The company operating the largest facility filtering CO2 out of the air today charges customers (including Microsoft, Stripe, and Shopify) roughly $600 per ton of captured CO2. Frontier’s deal with Vaulted Deep breaks down to around $382 per ton, although the industry goal is still to get to under $100 per ton to make it a feasible tool for tackling climate change. Vaulted Deep says it’ll reach that goal in large part by siting its wells closer to where it’s getting the waste it pumps underground. The deal with Frontier is supposed to enable the company to commission three new wells in the US (if it can get the permits for them, of course).

Vaulted Deep already takes about 20 percent of Los Angeles’ sewage sludge, for example. That might be a better feedstock for this technology than manure or farm waste that could be reused as fertilizer in regenerative agriculture. “It just seems like a lot of good stuff along with some bad stuff that’s going to go down into a hole forever,” says Brian Roe, a professor of farm management at Ohio State University. “It’s nice to have more tools in the toolbox. I’m just kind of fascinated to figure out where this is going to work.”
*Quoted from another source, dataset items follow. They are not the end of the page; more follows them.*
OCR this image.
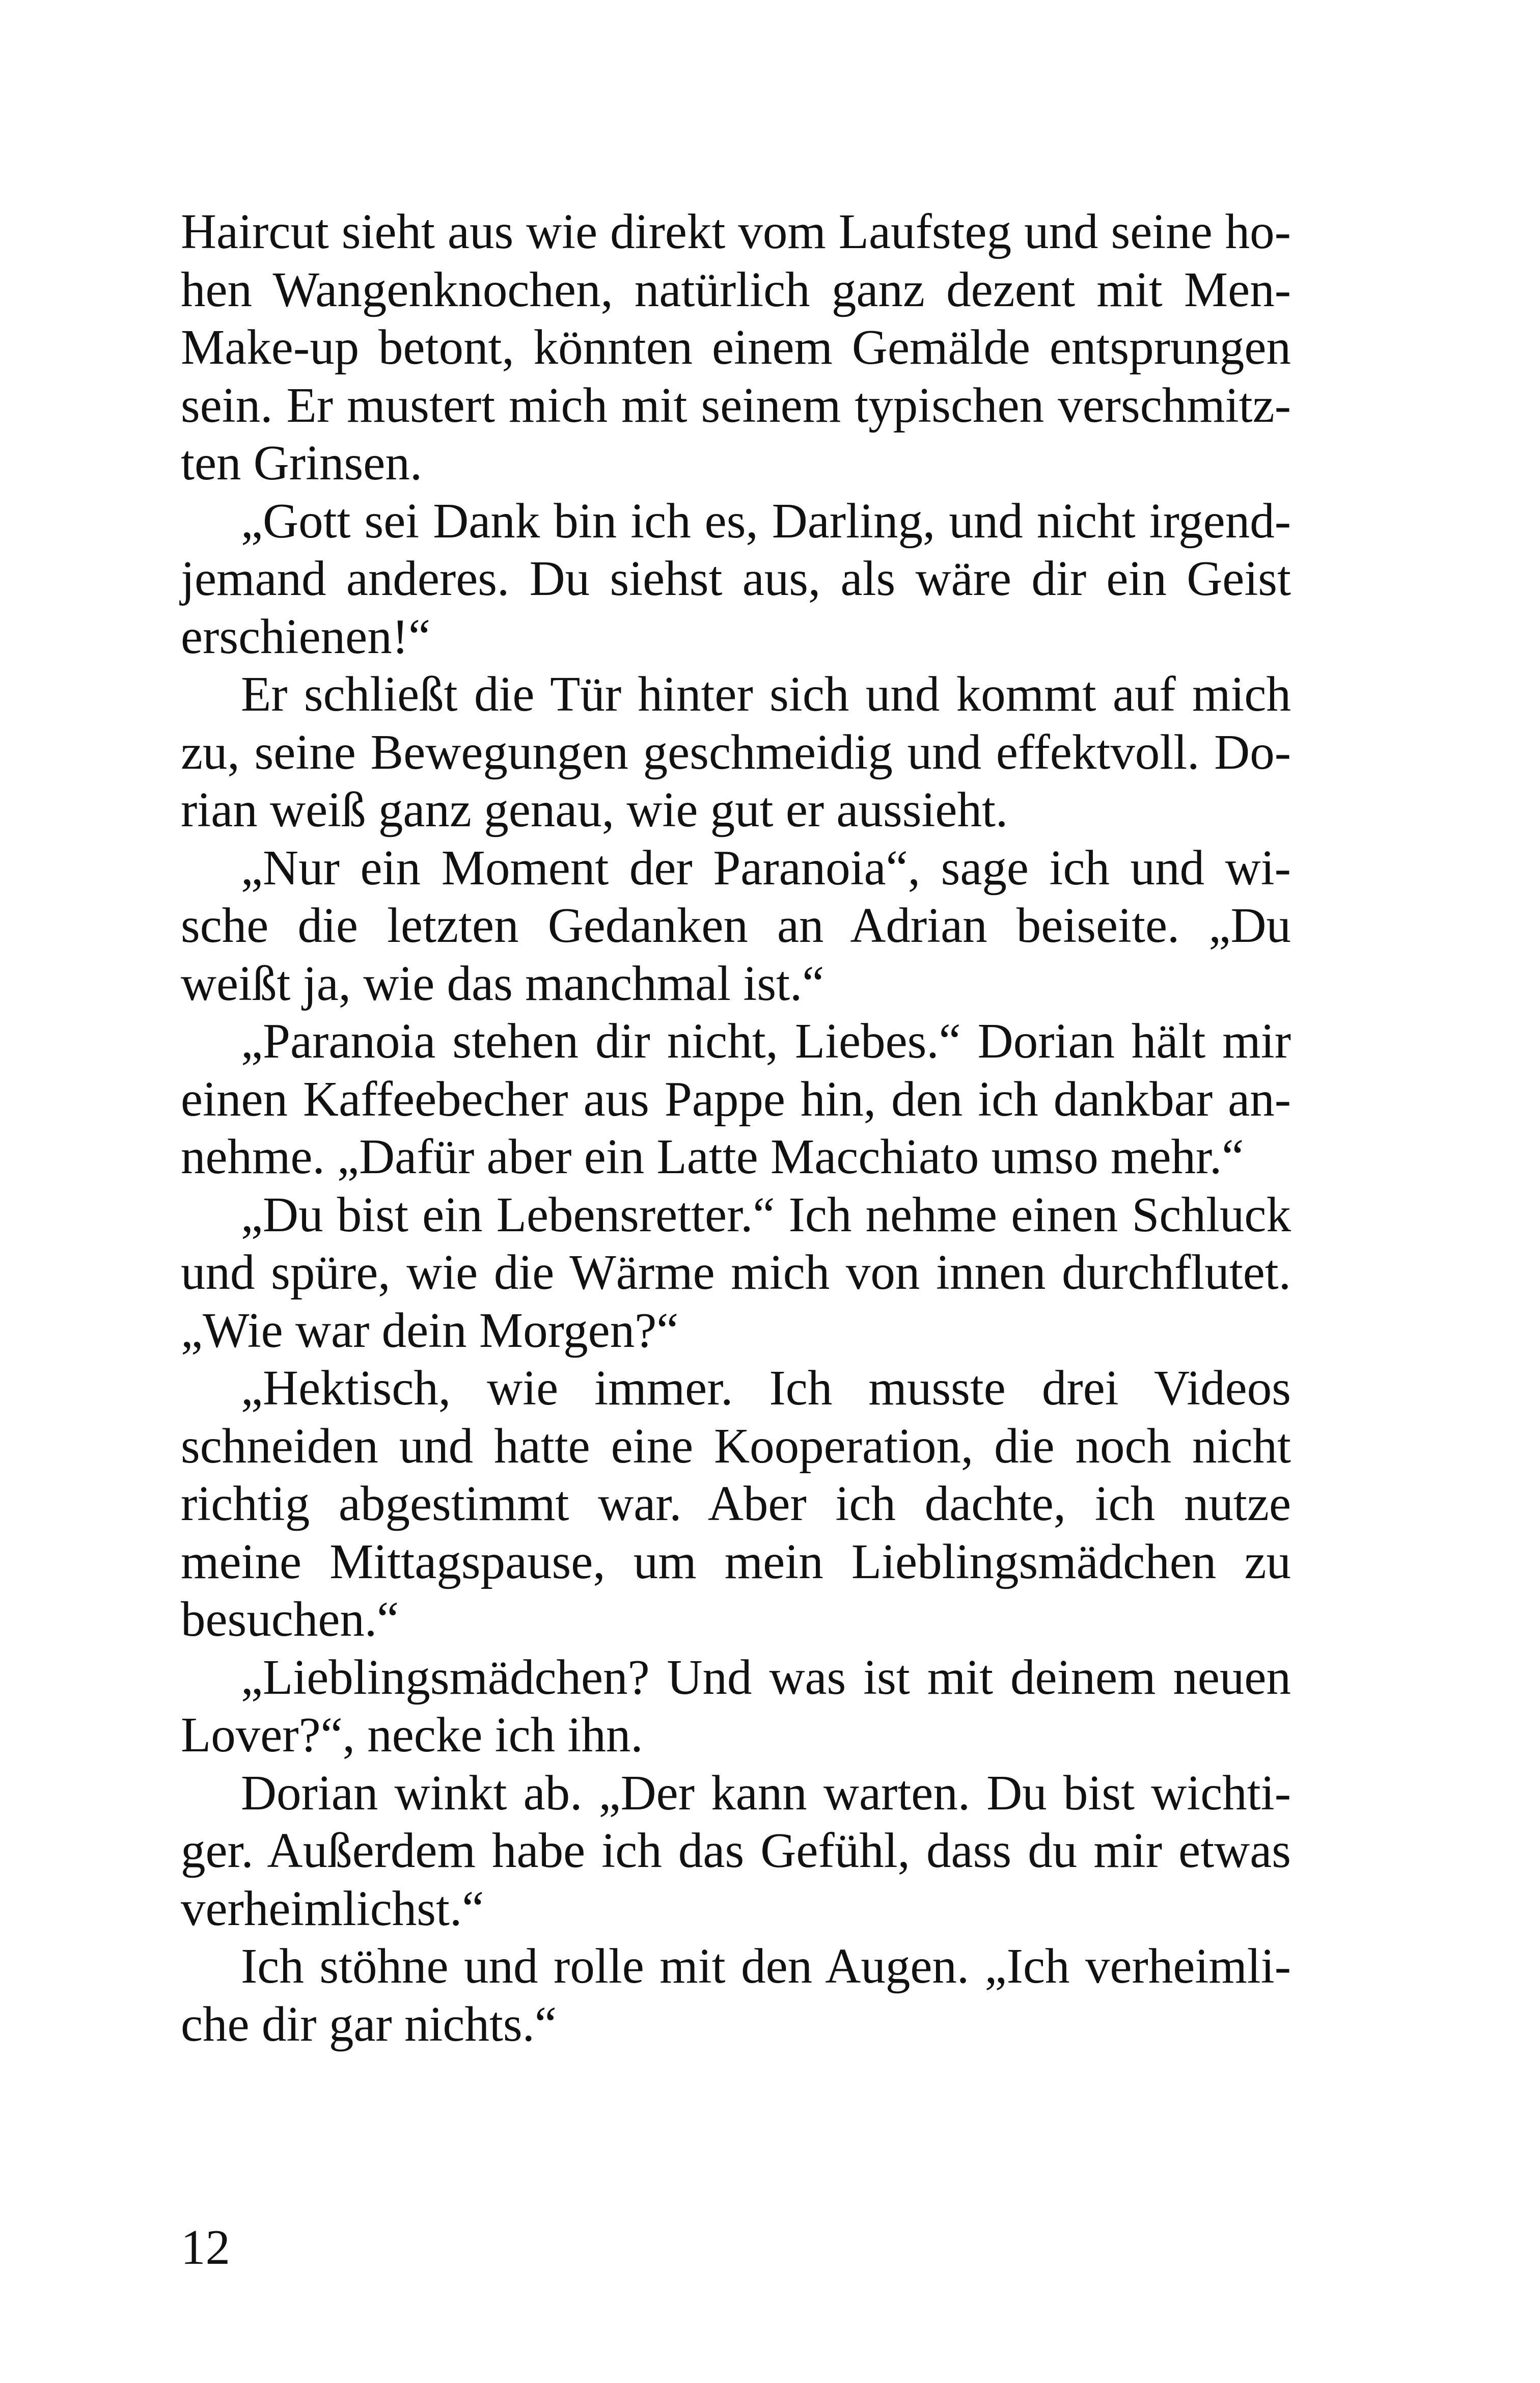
Haircut sieht aus wie direkt vom Laufsteg und seine ho-
hen Wangenknochen, natürlich ganz dezent mit Men-
Make-up betont, könnten einem Gemälde entsprungen
sein. Er mustert mich mit seinem typischen verschmitz-
ten Grinsen.
„Gott sei Dank bin ich es, Darling, und nicht irgend-
jemand anderes. Du siehst aus, als wäre dir ein Geist
erschienen!“
Er schließt die Tür hinter sich und kommt auf mich
zu, seine Bewegungen geschmeidig und effektvoll. Do-
rian weiß ganz genau, wie gut er aussieht.
„Nur ein Moment der Paranoia“, sage ich und wi-
sche die letzten Gedanken an Adrian beiseite. „Du
weißt ja, wie das manchmal ist.“
„Paranoia stehen dir nicht, Liebes.“ Dorian hält mir
einen Kaffeebecher aus Pappe hin, den ich dankbar an-
nehme. „Dafür aber ein Latte Macchiato umso mehr.“
„Du bist ein Lebensretter.“ Ich nehme einen Schluck
und spüre, wie die Wärme mich von innen durchflutet.
„Wie war dein Morgen?“
„Hektisch, wie immer. Ich musste drei Videos
schneiden und hatte eine Kooperation, die noch nicht
richtig abgestimmt war. Aber ich dachte, ich nutze
meine Mittagspause, um mein Lieblingsmädchen zu
besuchen.“
„Lieblingsmädchen? Und was ist mit deinem neuen
Lover?“, necke ich ihn.
Dorian winkt ab. „Der kann warten. Du bist wichti-
ger. Außerdem habe ich das Gefühl, dass du mir etwas
verheimlichst.“
Ich stöhne und rolle mit den Augen. „Ich verheimli-
che dir gar nichts.“
12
To have a positive environmental impact, Vaulted Deep will have to prove in its carbon accounting that it’s actually avoiding CO2 emissions. If a farm gives up manure that it otherwise would have used to add nutrients back to the soil, for instance — what are the environmental costs of that farm potentially turning to synthetic fertilizers instead? Vaulted Deep says it’s taking these kinds of questions into account and is working with a carbon removal registry called Isometric to vet its process.

Vaulted Deep just spun off from waste management company Advantek, where Abou-Sayed is also executive chairman, in September. But its mature technology means “that we were sort of born a teenager,” says Vaulted Deep CEO Julia Reichelstein, who was an investor at climate VC fund Piva Capital before she hopped on board. “When I met Omar … there was an aha moment,” she says, and Frontier’s backing now is, “really huge.”